L’ospedale «Santo Stefano» del paesino nisseno rientra fra quelli "soppressi" dal piano di riordino della Regione siciliana e da settimane è in corso un duro braccio di ferro fra gli amministratori dei comuni limitrofi e l’assessorato regionale alla sanità.

Siamo il giorno dopo. Siamo dopo il funerale del ragazzo, quando il padre si incatena all'ospedale del paese che aveva la sala operatoria chiusa. Negli occhi, una lucida disperazione, un grido di impotenza per una speranza tradita, per una certezza – quella dell'assistenza e delle cure immediate – inesistente. Dalle finestre, i suoi compaesani lo guardano. Per abitudine, ora questa storia terminerebbe, magari perchè penseremmo tutti che quelle persone sarebbero rimaste lì a guardare inermi, e dopo un po' avrebbero richiuso i battenti per tornare alla loro vita.

Non questa volta.

Dalle case, parte la ribellione. E' un grido silenzioso che esplode nella testa di tutti, è la classica goccia, o forse l'occasione. Un ragazzo, 23 anni, muore perchè non esiste la possibilità di avere un'assistenza, uno dei diritti più forti e radicati in tutta la penisola. Scendono per le strade, queste persone, magari vanno dal padre e lo liberano dalle catene che si era messo, sorridendogli con determinazione, dicendogli serenamente “ora basta, ci siamo anche noi”. E così parte la rivolta. Quel paese ora si trova sull'autostrada caltanissetta-gela, la sta occupando con i trattori, le macchine, i loro corpi. Pretendono giustizia, pretendono che i diritti vengano rispettati, pretendono che un sistema così scontato come quello sanitario funzioni veramente, che assicuri la vita piuttosto che la morte certa.
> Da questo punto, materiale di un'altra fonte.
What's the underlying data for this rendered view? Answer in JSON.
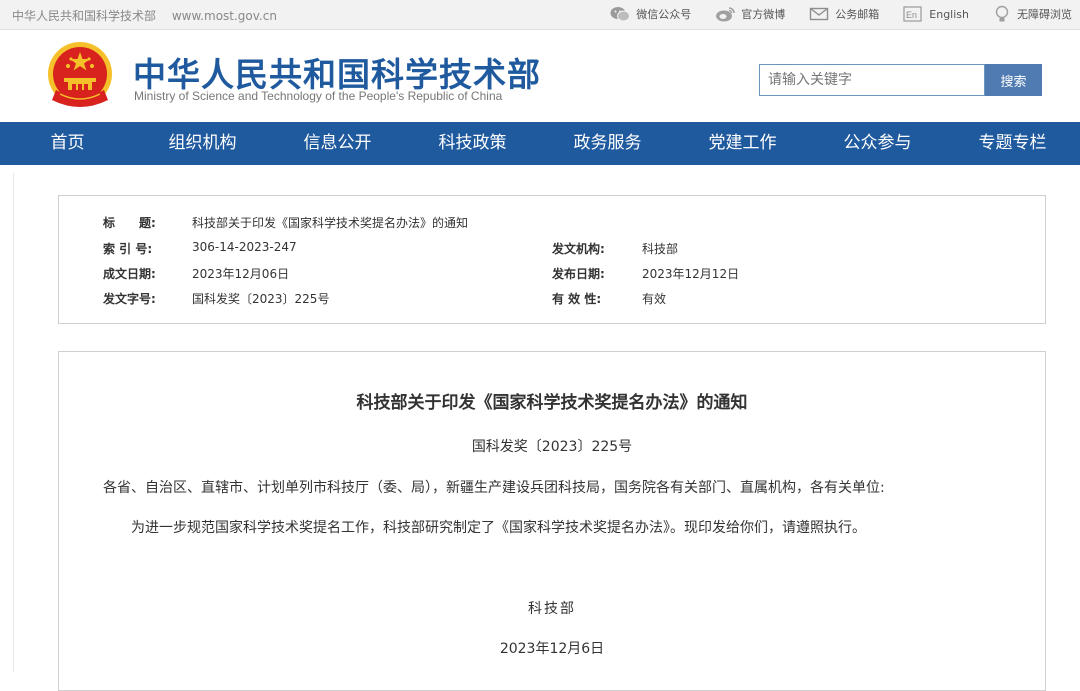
{
  "topbar": {
    "site_name": "中华人民共和国科学技术部",
    "site_url": "www.most.gov.cn",
    "links": [
      "微信公众号",
      "官方微博",
      "公务邮箱",
      "English",
      "无障碍浏览"
    ]
  },
  "header": {
    "title_cn": "中华人民共和国科学技术部",
    "title_en": "Ministry of Science and Technology of the People's Republic of China",
    "search_placeholder": "请输入关键字",
    "search_button": "搜索"
  },
  "nav": [
    "首页",
    "组织机构",
    "信息公开",
    "科技政策",
    "政务服务",
    "党建工作",
    "公众参与",
    "专题专栏"
  ],
  "meta": {
    "title_label": "标　　题:",
    "title_value": "科技部关于印发《国家科学技术奖提名办法》的通知",
    "index_label": "索 引 号:",
    "index_value": "306-14-2023-247",
    "issuer_label": "发文机构:",
    "issuer_value": "科技部",
    "created_label": "成文日期:",
    "created_value": "2023年12月06日",
    "published_label": "发布日期:",
    "published_value": "2023年12月12日",
    "docno_label": "发文字号:",
    "docno_value": "国科发奖〔2023〕225号",
    "validity_label": "有 效 性:",
    "validity_value": "有效"
  },
  "document": {
    "title": "科技部关于印发《国家科学技术奖提名办法》的通知",
    "number": "国科发奖〔2023〕225号",
    "recipient": "各省、自治区、直辖市、计划单列市科技厅（委、局），新疆生产建设兵团科技局，国务院各有关部门、直属机构，各有关单位:",
    "body": "为进一步规范国家科学技术奖提名工作，科技部研究制定了《国家科学技术奖提名办法》。现印发给你们，请遵照执行。",
    "signature": "科技部",
    "date": "2023年12月6日"
  },
  "colors": {
    "brand_blue": "#1f5a9e",
    "button_blue": "#4f7bb2",
    "emblem_red": "#d7221d",
    "emblem_gold": "#f5c02a"
  },
  "icons": [
    "wechat-icon",
    "weibo-icon",
    "mail-icon",
    "english-icon",
    "accessibility-icon",
    "national-emblem"
  ]
}
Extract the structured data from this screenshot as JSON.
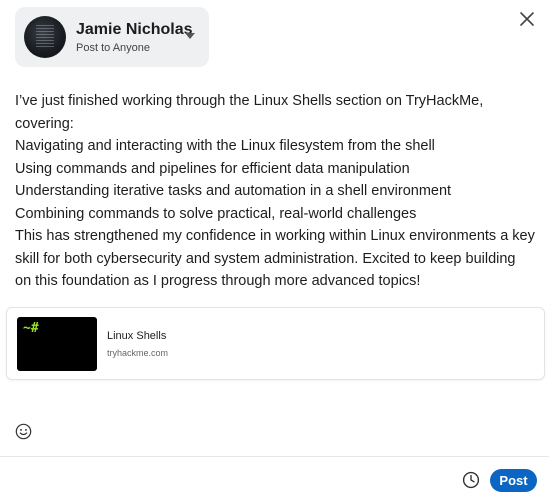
{
  "author": {
    "name": "Jamie Nicholas",
    "audience": "Post to Anyone"
  },
  "post": {
    "lines": [
      "I’ve just finished working through the Linux Shells section on TryHackMe, covering:",
      "Navigating and interacting with the Linux filesystem from the shell",
      "Using commands and pipelines for efficient data manipulation",
      "Understanding iterative tasks and automation in a shell environment",
      "Combining commands to solve practical, real-world challenges",
      "This has strengthened my confidence in working within Linux environments a key skill for both cybersecurity and system administration. Excited to keep building on this foundation as I progress through more advanced topics!"
    ]
  },
  "link_preview": {
    "thumb_text": "~#",
    "title": "Linux Shells",
    "domain": "tryhackme.com"
  },
  "footer": {
    "post_label": "Post"
  },
  "colors": {
    "accent": "#0a66c2",
    "prompt_green": "#9be22d"
  },
  "icons": [
    "close-icon",
    "caret-down-icon",
    "emoji-icon",
    "clock-icon"
  ]
}
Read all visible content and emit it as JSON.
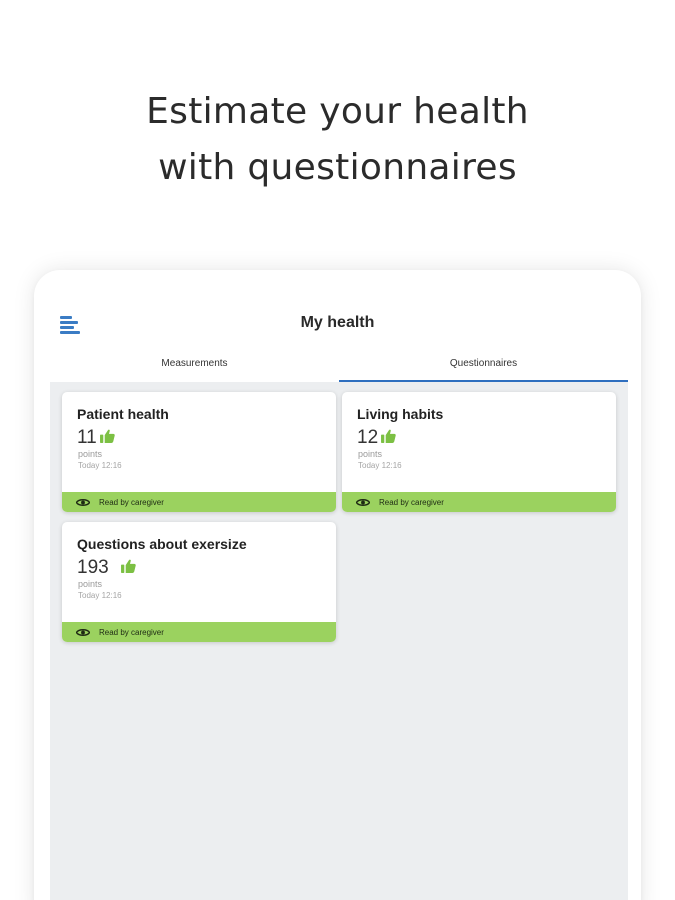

Forse, è la prima volta che si vede una cosa del genere. Eravamo abituati dalle cronache alle reazioni intransigenti, intolleranti e razziste della “folla” (quasi) manzoniana contro altri individui, oppure al silenzio invadente dell'indifferenza. Questa volta, invece, una cittadina decide di lottare, decide di riappropriarsi di ciò che gli è stato tolto e del quale si sono resi conto solamente in modo così tragico. Decide di resistere, con un atto che sembra non paragonabile alla morte di un figlio, ma che esprime tutto il disagio, la stanchezza e l'insoddisfazione. Parla della decisione comune fatta da quelle persone: quella che non esiste nessuno a cui appellarsi ancora per fare cambiare le cose. E' necessario, in prima persona, esporsi, decidere, organizzarsi, strappare ciò che si sente sia dovuto, se necessario.

Nella crisi economica, la strategia – come già detto da molti – è quella del neoliberismo shocckante. E' quella strategia che prevede il compimento del libero mercato, e che per ottenere ciò sta distruggendo i sistemi welfaristici esistenti nell'occidente. E' l'attacco generale ai diritti, alle libertà. E' la svendita dell'istruzione pubblica, la privatizzazione della sanità, l'abolizione dei diritti sindacali, la precarizzazione diffusa, nonché la creazione del clima di paura che sta spargendo il terrore in questi giorni nelle città. E' il tentativo di espropriare – nel nome del profitto – ciò che appartiene a tutti. Privatizzazione ha significato taglio ai fondi pubblici, perciò malservizi in favore delle istituzioni private che avrebbero dovuto accogliere tutti coloro che se lo sarebbero potuto permettere. Ha significato, a Mazzarino, l'impossibilità di avere del personale nell'ospedale pubblico per salvare una vita, come ci si aspetterebbe in una qualsiasi struttura sanitaria.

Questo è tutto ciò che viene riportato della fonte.